L'atteso chiarimento del governo sul green pass, dopo le polemiche sui controlli, è arrivato in serata: non spetta ai ristoratori chiedere il documento ai clienti per accertare se sono effettivamente i titolari della certificazioni, lo dovranno fare solo in caso di «palese abuso o falsificazione» del pass. La circolare firmata dal capo di gabinetto del Viminale, Bruno Frattasi, chiarisce i dubbi sollevati intorno alla questione delle verifiche della certificazione verde, dopo che lunedì il ministro dell'Interno, Luciana Lamorgese, aveva anticipato che non è compito dei titolari dei pubblici esercizi chiedere ai clienti l'esibizione della carta d'identità, lasciando aperta la porta a eventuali controlli a campione da parte della polizia. Nessun ristoratore-sceriffo, insomma, soltanto la possibilità per loro di chiedere un documento se la app VerificaC19 rileva qualche irregolarità. Lo stesso vale per concerti, partite di calcio o eventi strutturati, che prevedono la presenza di uno steward, a cui spetta il compito.
Si fa luce così sulla norma contenuta del dpcm del 17 giugno, che affida la verifica dei documenti di identità ai titolari delle strutture ricettive e dei pubblici esercizi e ai proprietari dei locali. Una norma che ieri ha avuto il via libera del Garante della privacy: gli esercenti possono accertare l'identità degli avventori. Rispondendo a un quesito della Regione Piemonte, che chiedeva di confermare che ai privati non possono essere attribuite funzioni tipiche dei pubblici ufficiali, l'Authority ha specificato che le figure autorizzate alla verifica dell'identità di chi esibisce il pass sono quelle indicate nel dpcm. E che non solo i pubblici ufficiali, ma anche i titolari delle attività di intrattenimento, delle strutture sanitarie e dei pubblici esercizi, possono appurare che i clienti siano in possesso della certificazione e la loro l'identità. È prevista infatti la regolamentazione degli specifici canali digitali funzionali alla lettura del green pass e «tra le garanzie previste dal decreto è compresa anche l'esclusione della raccolta, da parte dei soggetti verificatori, dei dati dell'intestatario della certificazione, in qualunque forma».

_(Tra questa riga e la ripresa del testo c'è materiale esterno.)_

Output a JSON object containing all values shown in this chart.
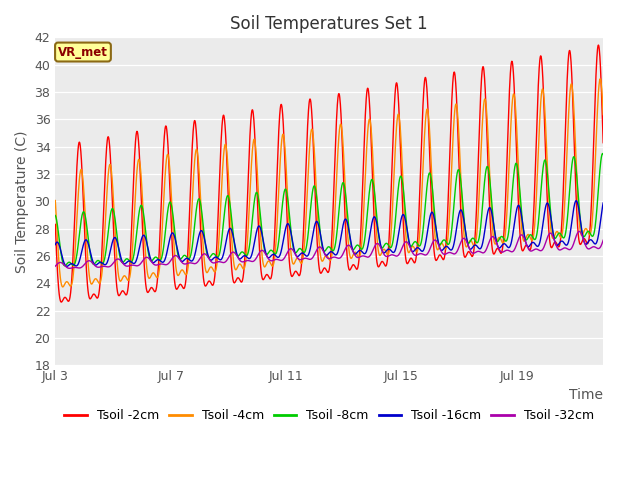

Chi inquadra il Qr code con la app del governo, unico strumento ritenuto idoneo dall'Authority, vede solamente nome e cognome di chi presenta il pass e una spunta verde in caso di validità (o rossa nel caso non sia valido o scaduto). Per questo, ha concluso il Garante, «è consentito il trattamento dei dati personali consistente nella verifica dell'identità dell'intestatario del green pass mediante la richiesta di esibizione di un documento». Il verificatore, dunque, ha facoltà di chiedere ai clienti di mostrare la carta di identità, ma non ha nessun obbligo di farlo.

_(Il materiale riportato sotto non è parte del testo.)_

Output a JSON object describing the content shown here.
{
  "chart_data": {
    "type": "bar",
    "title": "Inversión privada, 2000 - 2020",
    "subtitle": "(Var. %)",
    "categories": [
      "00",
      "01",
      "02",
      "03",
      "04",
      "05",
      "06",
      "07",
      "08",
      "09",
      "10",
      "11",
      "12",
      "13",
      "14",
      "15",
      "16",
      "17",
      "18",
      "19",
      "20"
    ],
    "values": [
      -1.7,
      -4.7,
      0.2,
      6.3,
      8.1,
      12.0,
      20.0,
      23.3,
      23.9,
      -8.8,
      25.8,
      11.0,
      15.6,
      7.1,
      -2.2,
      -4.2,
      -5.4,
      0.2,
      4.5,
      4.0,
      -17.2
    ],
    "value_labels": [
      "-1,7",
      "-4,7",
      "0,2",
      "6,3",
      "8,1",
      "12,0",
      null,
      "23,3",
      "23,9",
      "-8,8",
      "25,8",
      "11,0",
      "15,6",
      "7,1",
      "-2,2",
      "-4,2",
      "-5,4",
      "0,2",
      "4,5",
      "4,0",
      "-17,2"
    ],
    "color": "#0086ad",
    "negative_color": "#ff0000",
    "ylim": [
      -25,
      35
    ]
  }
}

Un tema che sta molto a cuore alle associazioni di commercianti e di esercenti, sin dal primo momento contrarie a vestire i panni di poliziotti. Ora non ci sono più dubbi: i controlli saranno fatti dagli agenti, a campione. I ristoratori non dovranno neanche più temere le sanzioni. In caso di green pass falsi non avranno alcuna responsabilità o ammenda, mentre a farne le spese sarà il cliente con una multa che va dai 400 ai 1.000 euro. In caso di clienti seduti al tavolo e sprovvisti di certificato, scatterà invece la sanzione per entrambi. Perché è «un vero e proprio obbligo» verificare il possesso del green pass dove prescritto.
Mentre - si legge nella circolare inviata a tutte le prefetture - «la verifica dell'identità del titolare del pass ha natura discrezionale». La procedura di verifica «dovrà in ogni caso essere svolta con modalità che tutelino la riservatezza della persona».